The authorities dramatically revised their approach to the British far right in the late spring of 1940. The recent rapid seizure of power by Vidkun Quisling in Norway, a politician whose career superficially resembled that of Sir Oswald Mosley, raised the possibility of a fifth column deposing the government. The fall of the Low Countries and the invasion of France led to a very real fear of invasion. Then on 20 May 1940 a raid on the home of Tyler Kent, a cypher clerk at the U.S. Embassy, disclosed that Kent had stolen copies of thousands of telegrams including those from Winston Churchill to Franklin Roosevelt. Kent was an associate of Archibald Maule Ramsay, an openly anti-semitic MP.

This opened the possibility that Ramsay might have used the privilege of Parliament to reveal the telegrams, about which Churchill had not told the Cabinet, thereby possibly endangering his government. It would also reveal Roosevelt was trying to help Churchill while proclaiming his support for neutrality in public. The Cabinet decided in favour of widespread detentions of the far right on 22 May, which required an amended version of the Regulation - 18B (1A).
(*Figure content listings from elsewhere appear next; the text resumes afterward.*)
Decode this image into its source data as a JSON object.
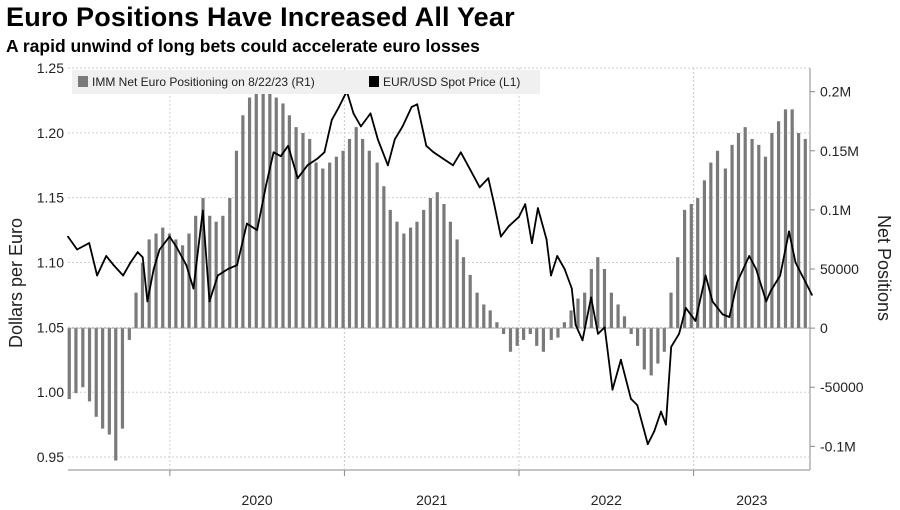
{
  "title": "Euro Positions Have Increased All Year",
  "subtitle": "A rapid unwind of long bets could accelerate euro losses",
  "colors": {
    "bars": "#7a7a7a",
    "line": "#000000",
    "grid": "#cfcfcf",
    "legend_bg": "#f0f0f0"
  },
  "chart_data": {
    "type": "bar+line",
    "grid": true,
    "legend_position": "top-left",
    "x": {
      "ticks": [
        "2020",
        "2021",
        "2022",
        "2023"
      ],
      "range": [
        "2019-06",
        "2023-09"
      ]
    },
    "y_left": {
      "label": "Dollars per Euro",
      "ticks": [
        "1.25",
        "1.20",
        "1.15",
        "1.10",
        "1.05",
        "1.00",
        "0.95"
      ],
      "range": [
        0.94,
        1.25
      ]
    },
    "y_right": {
      "label": "Net Positions",
      "ticks": [
        "0.2M",
        "0.15M",
        "0.1M",
        "50000",
        "0",
        "-50000",
        "-0.1M"
      ],
      "range": [
        -120000,
        220000
      ]
    },
    "legend": [
      {
        "name": "IMM Net Euro Positioning  on 8/22/23 (R1)",
        "type": "bar"
      },
      {
        "name": "EUR/USD Spot Price (L1)",
        "type": "line"
      }
    ],
    "series": [
      {
        "name": "IMM Net Euro Positioning  on 8/22/23 (R1)",
        "type": "bar",
        "axis": "right",
        "points": [
          [
            "2019-06-04",
            -60000
          ],
          [
            "2019-06-18",
            -55000
          ],
          [
            "2019-07-02",
            -50000
          ],
          [
            "2019-07-16",
            -62000
          ],
          [
            "2019-07-30",
            -75000
          ],
          [
            "2019-08-13",
            -85000
          ],
          [
            "2019-08-27",
            -90000
          ],
          [
            "2019-09-10",
            -112000
          ],
          [
            "2019-09-24",
            -85000
          ],
          [
            "2019-10-08",
            -10000
          ],
          [
            "2019-10-22",
            30000
          ],
          [
            "2019-11-05",
            55000
          ],
          [
            "2019-11-19",
            75000
          ],
          [
            "2019-12-03",
            80000
          ],
          [
            "2019-12-17",
            85000
          ],
          [
            "2019-12-31",
            80000
          ],
          [
            "2020-01-14",
            75000
          ],
          [
            "2020-01-28",
            70000
          ],
          [
            "2020-02-11",
            80000
          ],
          [
            "2020-02-25",
            95000
          ],
          [
            "2020-03-10",
            110000
          ],
          [
            "2020-03-24",
            95000
          ],
          [
            "2020-04-07",
            90000
          ],
          [
            "2020-04-21",
            95000
          ],
          [
            "2020-05-05",
            110000
          ],
          [
            "2020-05-19",
            150000
          ],
          [
            "2020-06-02",
            180000
          ],
          [
            "2020-06-16",
            195000
          ],
          [
            "2020-06-30",
            200000
          ],
          [
            "2020-07-14",
            210000
          ],
          [
            "2020-07-28",
            200000
          ],
          [
            "2020-08-11",
            195000
          ],
          [
            "2020-08-25",
            190000
          ],
          [
            "2020-09-08",
            180000
          ],
          [
            "2020-09-22",
            170000
          ],
          [
            "2020-10-06",
            165000
          ],
          [
            "2020-10-20",
            160000
          ],
          [
            "2020-11-03",
            140000
          ],
          [
            "2020-11-17",
            135000
          ],
          [
            "2020-12-01",
            140000
          ],
          [
            "2020-12-15",
            145000
          ],
          [
            "2020-12-29",
            150000
          ],
          [
            "2021-01-12",
            160000
          ],
          [
            "2021-01-26",
            170000
          ],
          [
            "2021-02-09",
            160000
          ],
          [
            "2021-02-23",
            150000
          ],
          [
            "2021-03-09",
            140000
          ],
          [
            "2021-03-23",
            120000
          ],
          [
            "2021-04-06",
            100000
          ],
          [
            "2021-04-20",
            90000
          ],
          [
            "2021-05-04",
            80000
          ],
          [
            "2021-05-18",
            85000
          ],
          [
            "2021-06-01",
            90000
          ],
          [
            "2021-06-15",
            100000
          ],
          [
            "2021-06-29",
            110000
          ],
          [
            "2021-07-13",
            115000
          ],
          [
            "2021-07-27",
            105000
          ],
          [
            "2021-08-10",
            90000
          ],
          [
            "2021-08-24",
            75000
          ],
          [
            "2021-09-07",
            60000
          ],
          [
            "2021-09-21",
            45000
          ],
          [
            "2021-10-05",
            30000
          ],
          [
            "2021-10-19",
            20000
          ],
          [
            "2021-11-02",
            15000
          ],
          [
            "2021-11-16",
            5000
          ],
          [
            "2021-11-30",
            -5000
          ],
          [
            "2021-12-14",
            -20000
          ],
          [
            "2021-12-28",
            -15000
          ],
          [
            "2022-01-11",
            -10000
          ],
          [
            "2022-01-25",
            -5000
          ],
          [
            "2022-02-08",
            -15000
          ],
          [
            "2022-02-22",
            -20000
          ],
          [
            "2022-03-08",
            -10000
          ],
          [
            "2022-03-22",
            -8000
          ],
          [
            "2022-04-05",
            5000
          ],
          [
            "2022-04-19",
            15000
          ],
          [
            "2022-05-03",
            25000
          ],
          [
            "2022-05-17",
            30000
          ],
          [
            "2022-05-31",
            50000
          ],
          [
            "2022-06-14",
            60000
          ],
          [
            "2022-06-28",
            50000
          ],
          [
            "2022-07-12",
            30000
          ],
          [
            "2022-07-26",
            20000
          ],
          [
            "2022-08-09",
            10000
          ],
          [
            "2022-08-23",
            -5000
          ],
          [
            "2022-09-06",
            -15000
          ],
          [
            "2022-09-20",
            -35000
          ],
          [
            "2022-10-04",
            -40000
          ],
          [
            "2022-10-18",
            -30000
          ],
          [
            "2022-11-01",
            -20000
          ],
          [
            "2022-11-15",
            30000
          ],
          [
            "2022-11-29",
            60000
          ],
          [
            "2022-12-13",
            100000
          ],
          [
            "2022-12-27",
            105000
          ],
          [
            "2023-01-10",
            110000
          ],
          [
            "2023-01-24",
            125000
          ],
          [
            "2023-02-07",
            140000
          ],
          [
            "2023-02-21",
            150000
          ],
          [
            "2023-03-07",
            135000
          ],
          [
            "2023-03-21",
            155000
          ],
          [
            "2023-04-04",
            165000
          ],
          [
            "2023-04-18",
            170000
          ],
          [
            "2023-05-02",
            160000
          ],
          [
            "2023-05-16",
            155000
          ],
          [
            "2023-05-30",
            145000
          ],
          [
            "2023-06-13",
            165000
          ],
          [
            "2023-06-27",
            175000
          ],
          [
            "2023-07-11",
            185000
          ],
          [
            "2023-07-25",
            185000
          ],
          [
            "2023-08-08",
            165000
          ],
          [
            "2023-08-22",
            160000
          ]
        ]
      },
      {
        "name": "EUR/USD Spot Price (L1)",
        "type": "line",
        "axis": "left",
        "points": [
          [
            "2019-06-01",
            1.12
          ],
          [
            "2019-06-20",
            1.11
          ],
          [
            "2019-07-15",
            1.115
          ],
          [
            "2019-08-01",
            1.09
          ],
          [
            "2019-08-20",
            1.105
          ],
          [
            "2019-09-05",
            1.098
          ],
          [
            "2019-09-25",
            1.09
          ],
          [
            "2019-10-10",
            1.1
          ],
          [
            "2019-10-25",
            1.108
          ],
          [
            "2019-11-05",
            1.104
          ],
          [
            "2019-11-15",
            1.07
          ],
          [
            "2019-11-28",
            1.095
          ],
          [
            "2019-12-10",
            1.11
          ],
          [
            "2019-12-31",
            1.12
          ],
          [
            "2020-01-15",
            1.112
          ],
          [
            "2020-02-05",
            1.098
          ],
          [
            "2020-02-20",
            1.08
          ],
          [
            "2020-03-09",
            1.14
          ],
          [
            "2020-03-23",
            1.07
          ],
          [
            "2020-04-10",
            1.09
          ],
          [
            "2020-05-01",
            1.095
          ],
          [
            "2020-05-20",
            1.098
          ],
          [
            "2020-06-10",
            1.13
          ],
          [
            "2020-07-01",
            1.125
          ],
          [
            "2020-07-20",
            1.16
          ],
          [
            "2020-08-05",
            1.185
          ],
          [
            "2020-08-20",
            1.182
          ],
          [
            "2020-09-05",
            1.19
          ],
          [
            "2020-09-25",
            1.165
          ],
          [
            "2020-10-15",
            1.175
          ],
          [
            "2020-11-05",
            1.18
          ],
          [
            "2020-11-20",
            1.185
          ],
          [
            "2020-12-05",
            1.21
          ],
          [
            "2020-12-20",
            1.22
          ],
          [
            "2021-01-06",
            1.232
          ],
          [
            "2021-01-20",
            1.215
          ],
          [
            "2021-02-05",
            1.205
          ],
          [
            "2021-02-25",
            1.215
          ],
          [
            "2021-03-10",
            1.195
          ],
          [
            "2021-03-31",
            1.175
          ],
          [
            "2021-04-15",
            1.195
          ],
          [
            "2021-05-01",
            1.205
          ],
          [
            "2021-05-20",
            1.22
          ],
          [
            "2021-06-01",
            1.222
          ],
          [
            "2021-06-20",
            1.19
          ],
          [
            "2021-07-05",
            1.185
          ],
          [
            "2021-07-25",
            1.18
          ],
          [
            "2021-08-15",
            1.175
          ],
          [
            "2021-09-01",
            1.185
          ],
          [
            "2021-09-20",
            1.172
          ],
          [
            "2021-10-10",
            1.158
          ],
          [
            "2021-10-28",
            1.165
          ],
          [
            "2021-11-10",
            1.145
          ],
          [
            "2021-11-24",
            1.12
          ],
          [
            "2021-12-10",
            1.128
          ],
          [
            "2021-12-31",
            1.135
          ],
          [
            "2022-01-14",
            1.145
          ],
          [
            "2022-01-28",
            1.115
          ],
          [
            "2022-02-10",
            1.142
          ],
          [
            "2022-02-28",
            1.118
          ],
          [
            "2022-03-07",
            1.09
          ],
          [
            "2022-03-20",
            1.105
          ],
          [
            "2022-04-05",
            1.095
          ],
          [
            "2022-04-20",
            1.08
          ],
          [
            "2022-04-28",
            1.052
          ],
          [
            "2022-05-12",
            1.04
          ],
          [
            "2022-05-30",
            1.073
          ],
          [
            "2022-06-14",
            1.045
          ],
          [
            "2022-06-28",
            1.05
          ],
          [
            "2022-07-14",
            1.002
          ],
          [
            "2022-08-01",
            1.025
          ],
          [
            "2022-08-22",
            0.995
          ],
          [
            "2022-09-05",
            0.99
          ],
          [
            "2022-09-27",
            0.96
          ],
          [
            "2022-10-10",
            0.97
          ],
          [
            "2022-10-24",
            0.985
          ],
          [
            "2022-11-04",
            0.975
          ],
          [
            "2022-11-15",
            1.035
          ],
          [
            "2022-12-01",
            1.045
          ],
          [
            "2022-12-15",
            1.065
          ],
          [
            "2023-01-05",
            1.055
          ],
          [
            "2023-01-26",
            1.09
          ],
          [
            "2023-02-10",
            1.07
          ],
          [
            "2023-03-01",
            1.06
          ],
          [
            "2023-03-15",
            1.058
          ],
          [
            "2023-04-01",
            1.085
          ],
          [
            "2023-04-26",
            1.105
          ],
          [
            "2023-05-10",
            1.095
          ],
          [
            "2023-05-31",
            1.07
          ],
          [
            "2023-06-10",
            1.078
          ],
          [
            "2023-06-30",
            1.09
          ],
          [
            "2023-07-18",
            1.124
          ],
          [
            "2023-08-01",
            1.1
          ],
          [
            "2023-08-15",
            1.09
          ],
          [
            "2023-08-22",
            1.085
          ],
          [
            "2023-09-05",
            1.075
          ]
        ]
      }
    ]
  }
}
One of the first to be arrested, in the early morning of 23 May, was Sir Oswald Mosley, whilst others arrested later included Admiral Sir Barry Domvile and Sir Reginald Goodall. Popular reaction was strongly in favour, with one reader writing to The Times to note with satisfaction that news of Mosley's arrest had been carried in the fifth column. By December 1940, there were more than a thousand detainees in custody.